I believe the majority’s holding with regard to a requirement of a showing of “fault” has resulted from its mistaken interpretation that the “good cause” requirement somehow incorporates the concept of “fault.” Good cause to terminate and fault on behalf of the tenant are not synonymous and need not coexist. It is not difficult to envision the occurrence of situations in which a showing of fault should not be a prerequisite for ejectment. For example, the continued use of the leased premises in which the water and sewer utilities have been cut off for nonpayment may be expected to cause such unsanitary conditions so as to endanger the other tenants and thus furnish good cause for eviction, even though the tenant’s failure to pay is not a result of “fault.” Fortunately, here, the tenant had somewhere else to live temporarily and voluntarily vacated the premises during the period in which the utilities were discontinued. That of course will not always, nor even in the majority of these situations, be the case.

I am certain that the majority would be quick to respond that this is not at all what is intended by the holding in this case. Noting that the majority has made the same holding with regard to the failure of this tenant to pay her water and sewer utilities as it has to her failure to pay rent, I would simply point to the broad language of the majority’s holding: “We hold that in order to evict a tenant occupying public housing for persons of low income for failure to pay rent (water and sewer utilities) as called for in the lease, there must be a finding of fault on the part of the tenant in failing to make the rental (utilities) payment.” (Emphasis and matter within parentheses added.) The majority has made this same holding with regard to the failure of this tenant to pay her water and sewer utilities.

The majority, after reciting evidence tending to show that it was through no fault of Ms.

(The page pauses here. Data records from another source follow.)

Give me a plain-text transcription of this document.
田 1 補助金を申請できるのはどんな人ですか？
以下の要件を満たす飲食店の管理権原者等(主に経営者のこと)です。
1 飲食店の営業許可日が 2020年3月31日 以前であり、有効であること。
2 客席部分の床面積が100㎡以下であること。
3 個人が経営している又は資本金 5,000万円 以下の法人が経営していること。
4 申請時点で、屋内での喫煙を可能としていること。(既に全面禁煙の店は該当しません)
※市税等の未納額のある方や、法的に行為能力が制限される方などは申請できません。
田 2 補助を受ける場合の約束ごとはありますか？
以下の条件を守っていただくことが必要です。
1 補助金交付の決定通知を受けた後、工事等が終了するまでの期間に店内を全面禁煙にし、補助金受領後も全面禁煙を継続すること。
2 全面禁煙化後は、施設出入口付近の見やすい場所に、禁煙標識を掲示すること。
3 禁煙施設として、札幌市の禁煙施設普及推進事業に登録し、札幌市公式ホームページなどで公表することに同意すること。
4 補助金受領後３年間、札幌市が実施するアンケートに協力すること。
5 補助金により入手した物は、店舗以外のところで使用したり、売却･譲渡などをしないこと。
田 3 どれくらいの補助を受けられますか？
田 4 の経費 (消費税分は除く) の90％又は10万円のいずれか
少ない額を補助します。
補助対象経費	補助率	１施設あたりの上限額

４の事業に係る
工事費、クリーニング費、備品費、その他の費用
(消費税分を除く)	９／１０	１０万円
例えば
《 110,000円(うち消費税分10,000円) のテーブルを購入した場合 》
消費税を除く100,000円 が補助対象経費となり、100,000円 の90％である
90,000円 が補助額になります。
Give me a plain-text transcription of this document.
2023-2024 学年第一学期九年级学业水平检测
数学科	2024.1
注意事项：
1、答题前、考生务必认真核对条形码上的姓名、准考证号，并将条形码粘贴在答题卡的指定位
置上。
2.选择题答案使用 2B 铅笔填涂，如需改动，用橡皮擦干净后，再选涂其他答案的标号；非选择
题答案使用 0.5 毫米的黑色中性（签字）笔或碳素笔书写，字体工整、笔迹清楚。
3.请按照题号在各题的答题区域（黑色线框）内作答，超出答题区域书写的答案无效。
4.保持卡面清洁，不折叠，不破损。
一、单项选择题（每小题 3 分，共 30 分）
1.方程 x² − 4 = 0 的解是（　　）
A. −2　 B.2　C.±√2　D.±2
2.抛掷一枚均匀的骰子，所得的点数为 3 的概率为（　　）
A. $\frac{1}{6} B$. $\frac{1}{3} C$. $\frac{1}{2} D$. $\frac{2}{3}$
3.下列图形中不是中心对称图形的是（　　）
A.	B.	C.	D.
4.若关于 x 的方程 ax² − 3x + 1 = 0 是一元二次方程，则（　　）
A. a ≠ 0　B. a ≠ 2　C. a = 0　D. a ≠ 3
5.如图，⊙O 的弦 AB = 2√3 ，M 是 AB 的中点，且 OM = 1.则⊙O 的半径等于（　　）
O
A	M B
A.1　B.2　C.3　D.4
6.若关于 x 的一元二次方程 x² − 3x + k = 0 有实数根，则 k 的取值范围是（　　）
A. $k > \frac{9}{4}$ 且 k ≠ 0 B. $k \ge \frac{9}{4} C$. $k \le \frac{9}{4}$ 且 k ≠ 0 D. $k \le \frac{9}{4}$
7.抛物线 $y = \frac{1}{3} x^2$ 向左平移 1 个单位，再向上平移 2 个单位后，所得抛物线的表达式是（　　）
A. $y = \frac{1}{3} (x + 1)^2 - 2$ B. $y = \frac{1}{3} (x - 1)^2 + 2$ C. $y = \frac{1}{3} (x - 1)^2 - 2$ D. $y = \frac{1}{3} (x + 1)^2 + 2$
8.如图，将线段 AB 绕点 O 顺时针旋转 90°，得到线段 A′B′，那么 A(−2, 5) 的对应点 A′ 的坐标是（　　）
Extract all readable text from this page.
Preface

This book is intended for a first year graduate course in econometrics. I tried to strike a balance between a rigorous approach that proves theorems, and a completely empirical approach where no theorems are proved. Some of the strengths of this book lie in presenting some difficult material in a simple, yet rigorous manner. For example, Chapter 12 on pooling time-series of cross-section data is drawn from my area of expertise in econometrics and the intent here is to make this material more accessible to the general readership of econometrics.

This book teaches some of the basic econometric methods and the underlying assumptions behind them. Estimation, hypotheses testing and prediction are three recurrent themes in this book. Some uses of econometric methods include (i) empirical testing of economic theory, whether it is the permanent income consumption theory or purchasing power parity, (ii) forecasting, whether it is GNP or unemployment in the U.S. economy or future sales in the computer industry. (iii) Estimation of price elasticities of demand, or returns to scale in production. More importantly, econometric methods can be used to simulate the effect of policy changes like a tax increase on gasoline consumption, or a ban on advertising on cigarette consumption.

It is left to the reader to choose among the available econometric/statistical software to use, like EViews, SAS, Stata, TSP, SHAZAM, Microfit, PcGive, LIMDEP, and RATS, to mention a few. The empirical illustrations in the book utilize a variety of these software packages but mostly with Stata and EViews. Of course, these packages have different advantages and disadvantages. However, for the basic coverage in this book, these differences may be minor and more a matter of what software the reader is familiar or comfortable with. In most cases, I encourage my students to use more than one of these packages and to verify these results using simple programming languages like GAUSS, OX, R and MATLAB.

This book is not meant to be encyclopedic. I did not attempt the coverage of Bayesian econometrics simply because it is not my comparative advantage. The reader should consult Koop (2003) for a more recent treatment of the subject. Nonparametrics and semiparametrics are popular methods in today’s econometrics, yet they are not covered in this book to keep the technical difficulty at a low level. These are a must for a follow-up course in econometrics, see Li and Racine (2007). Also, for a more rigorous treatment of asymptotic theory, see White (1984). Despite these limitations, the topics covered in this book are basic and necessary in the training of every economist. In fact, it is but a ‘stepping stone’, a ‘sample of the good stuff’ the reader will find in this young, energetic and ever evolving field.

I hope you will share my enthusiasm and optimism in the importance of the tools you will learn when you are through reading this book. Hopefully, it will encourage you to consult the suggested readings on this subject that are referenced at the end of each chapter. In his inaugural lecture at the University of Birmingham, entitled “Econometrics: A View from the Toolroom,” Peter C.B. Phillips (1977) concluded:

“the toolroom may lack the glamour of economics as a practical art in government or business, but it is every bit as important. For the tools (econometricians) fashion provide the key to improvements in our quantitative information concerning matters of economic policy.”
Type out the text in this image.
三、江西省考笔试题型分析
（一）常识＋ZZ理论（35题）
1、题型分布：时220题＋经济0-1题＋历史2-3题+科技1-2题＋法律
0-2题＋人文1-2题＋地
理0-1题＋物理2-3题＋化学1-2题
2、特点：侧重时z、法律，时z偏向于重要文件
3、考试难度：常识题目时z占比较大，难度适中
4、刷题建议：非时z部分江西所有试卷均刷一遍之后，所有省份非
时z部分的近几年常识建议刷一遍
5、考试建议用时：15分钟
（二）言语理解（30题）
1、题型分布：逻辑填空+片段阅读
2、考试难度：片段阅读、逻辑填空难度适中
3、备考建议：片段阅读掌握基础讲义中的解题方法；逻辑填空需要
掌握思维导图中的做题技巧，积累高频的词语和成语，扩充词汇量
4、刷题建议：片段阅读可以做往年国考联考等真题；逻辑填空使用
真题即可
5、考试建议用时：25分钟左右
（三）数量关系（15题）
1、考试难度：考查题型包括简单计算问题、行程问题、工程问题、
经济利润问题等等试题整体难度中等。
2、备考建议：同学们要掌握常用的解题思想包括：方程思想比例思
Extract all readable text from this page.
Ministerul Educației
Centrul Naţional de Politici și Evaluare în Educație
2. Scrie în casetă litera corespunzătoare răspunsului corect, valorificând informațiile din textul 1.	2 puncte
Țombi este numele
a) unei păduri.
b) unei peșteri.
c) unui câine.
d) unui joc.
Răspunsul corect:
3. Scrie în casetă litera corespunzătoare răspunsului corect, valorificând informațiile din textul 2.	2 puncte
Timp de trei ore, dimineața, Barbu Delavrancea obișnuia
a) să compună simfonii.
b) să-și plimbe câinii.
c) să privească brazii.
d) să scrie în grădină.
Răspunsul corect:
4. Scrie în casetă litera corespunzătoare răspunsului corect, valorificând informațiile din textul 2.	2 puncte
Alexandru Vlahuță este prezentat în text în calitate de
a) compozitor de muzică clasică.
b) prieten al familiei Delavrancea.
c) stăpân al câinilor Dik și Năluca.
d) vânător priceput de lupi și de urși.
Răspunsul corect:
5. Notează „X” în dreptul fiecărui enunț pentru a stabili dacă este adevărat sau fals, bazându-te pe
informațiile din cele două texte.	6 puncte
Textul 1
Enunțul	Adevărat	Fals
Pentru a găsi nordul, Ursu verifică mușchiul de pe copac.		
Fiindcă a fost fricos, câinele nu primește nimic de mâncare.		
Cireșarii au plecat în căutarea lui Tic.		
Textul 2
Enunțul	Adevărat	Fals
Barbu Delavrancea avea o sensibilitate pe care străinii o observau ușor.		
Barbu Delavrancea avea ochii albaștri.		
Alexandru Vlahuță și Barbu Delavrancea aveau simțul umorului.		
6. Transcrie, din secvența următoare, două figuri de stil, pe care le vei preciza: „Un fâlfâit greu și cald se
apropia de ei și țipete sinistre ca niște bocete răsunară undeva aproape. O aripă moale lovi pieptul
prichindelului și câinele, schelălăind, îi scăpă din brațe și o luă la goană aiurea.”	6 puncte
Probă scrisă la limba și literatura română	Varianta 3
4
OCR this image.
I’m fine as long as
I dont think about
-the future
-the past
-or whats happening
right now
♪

McLean that she had no money to pay the utilities, has held that “Ms. McLean has not committed any wrongful acts” that resulted in nonpayment of the water and sewer bills and therefore there is “no causal nexus between the eviction of Ms. McLean and her own conduct.” The prospect of the application of this reasoning to other factual situations is dis*286quieting. Would this same reasoning prevent a Housing Authority from evicting a tenant who may innocently be totally unable to control conduct of her family members which is totally unreasonable and results in continuing danger or annoyance to the other tenants? I am convinced that it is unwise to establish a requirement of a showing of fault on the part of a public housing tenant as a prerequisite to termination of a lease.

Again, even if I agreed with the result reached by the majority, I believe this case could have, and should have, been decided on the basis of the existing “good cause” principle rather than by establishing a new “fault” principle. I also find it curious that the majority has found it necessary to establish fault on the part of the absentee husband who was not a party to the lease.

In summary, I would point out that if inability to oust tenants for nonpayment of rent or utilities or for other reasons because fault cannot be shown becomes a chronic problem in public housing it will create hardship for the Housing Authorities which may not receive adequate funds in a timely manner to retire the debt issued to construct the housing units. It will likewise create hardship for those prospective tenants on the waiting lists for public housing who can and will comply with the terms of the standard Housing Authority lease. Housing which prospective tenants might receive will be tied up by tenants who do not comply with conditions of the lease through no fault of their own.

For all of the foregoing reasons I would vote to affirm the decision of the Court of Appeals.

Chief Justice BRANCH joins in this dissenting opinion.